Known as the father of forensics and a likely influence on Sir Arthur Conan Doyle, real-life police inspector James McLevy is here reinvented by David Ashton in a thrilling mystery - the third in a series - set in dark, violent Victorian Edinburgh.
Halloween 1881, Edinburgh, and the dead are restless. In respectable Edinburgh society, beautiful young American spiritualist Sophia Adler is causing a furor with her dramatic séances. But the ghosts of the past seem hell-bent on retribution.
Inspector James McLevy finds his investigations distracted by more earthly concerns when Muriel Grierson, an outwardly genteel widow, is robbed at home. Her knight in shining armour - one Arthur Conan Doyle, recently graduated from medical school - is keen to learn from such a master of detection as the renowned inspector, but McLevy is less sure that he requires a new acolyte.

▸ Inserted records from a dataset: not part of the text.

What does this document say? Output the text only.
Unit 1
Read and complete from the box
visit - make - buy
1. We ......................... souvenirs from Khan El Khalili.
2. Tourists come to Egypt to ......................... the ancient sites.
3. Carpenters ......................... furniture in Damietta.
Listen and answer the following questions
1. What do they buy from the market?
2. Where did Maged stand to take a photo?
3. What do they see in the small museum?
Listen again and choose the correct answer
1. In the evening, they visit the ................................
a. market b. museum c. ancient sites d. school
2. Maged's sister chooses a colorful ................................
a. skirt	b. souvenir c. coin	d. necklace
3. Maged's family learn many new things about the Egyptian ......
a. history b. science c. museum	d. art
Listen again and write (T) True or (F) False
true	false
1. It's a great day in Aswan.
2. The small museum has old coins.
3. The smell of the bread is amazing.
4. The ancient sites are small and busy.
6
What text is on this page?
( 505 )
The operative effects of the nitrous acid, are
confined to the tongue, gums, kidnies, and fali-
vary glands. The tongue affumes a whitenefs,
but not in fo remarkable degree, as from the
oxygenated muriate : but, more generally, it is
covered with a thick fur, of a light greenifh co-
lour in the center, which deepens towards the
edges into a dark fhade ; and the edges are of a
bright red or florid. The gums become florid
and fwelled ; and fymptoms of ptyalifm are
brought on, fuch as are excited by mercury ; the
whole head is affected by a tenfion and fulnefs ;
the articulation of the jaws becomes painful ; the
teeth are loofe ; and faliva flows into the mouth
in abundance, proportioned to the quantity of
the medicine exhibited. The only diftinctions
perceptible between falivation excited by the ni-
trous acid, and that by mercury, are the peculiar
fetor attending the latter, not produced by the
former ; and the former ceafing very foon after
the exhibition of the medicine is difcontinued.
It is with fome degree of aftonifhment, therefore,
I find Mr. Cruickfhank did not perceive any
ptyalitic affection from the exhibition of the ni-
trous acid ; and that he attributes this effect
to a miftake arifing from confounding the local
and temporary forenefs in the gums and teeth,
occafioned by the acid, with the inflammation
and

A vicious murder occurs with evidence of supernatural strength and violence. Treachery revenged from a battle long ago. All roads lead to Sophia Adler, and the inspector becomes involved with one of the most dangerous women he has ever encountered.
"Elegant and convincing." ( The Times)
"Ashton is the direct heir to Robert Louis Stevenson." ( Brian Cox)
"Excellent." (The Sherlock Holmes Society)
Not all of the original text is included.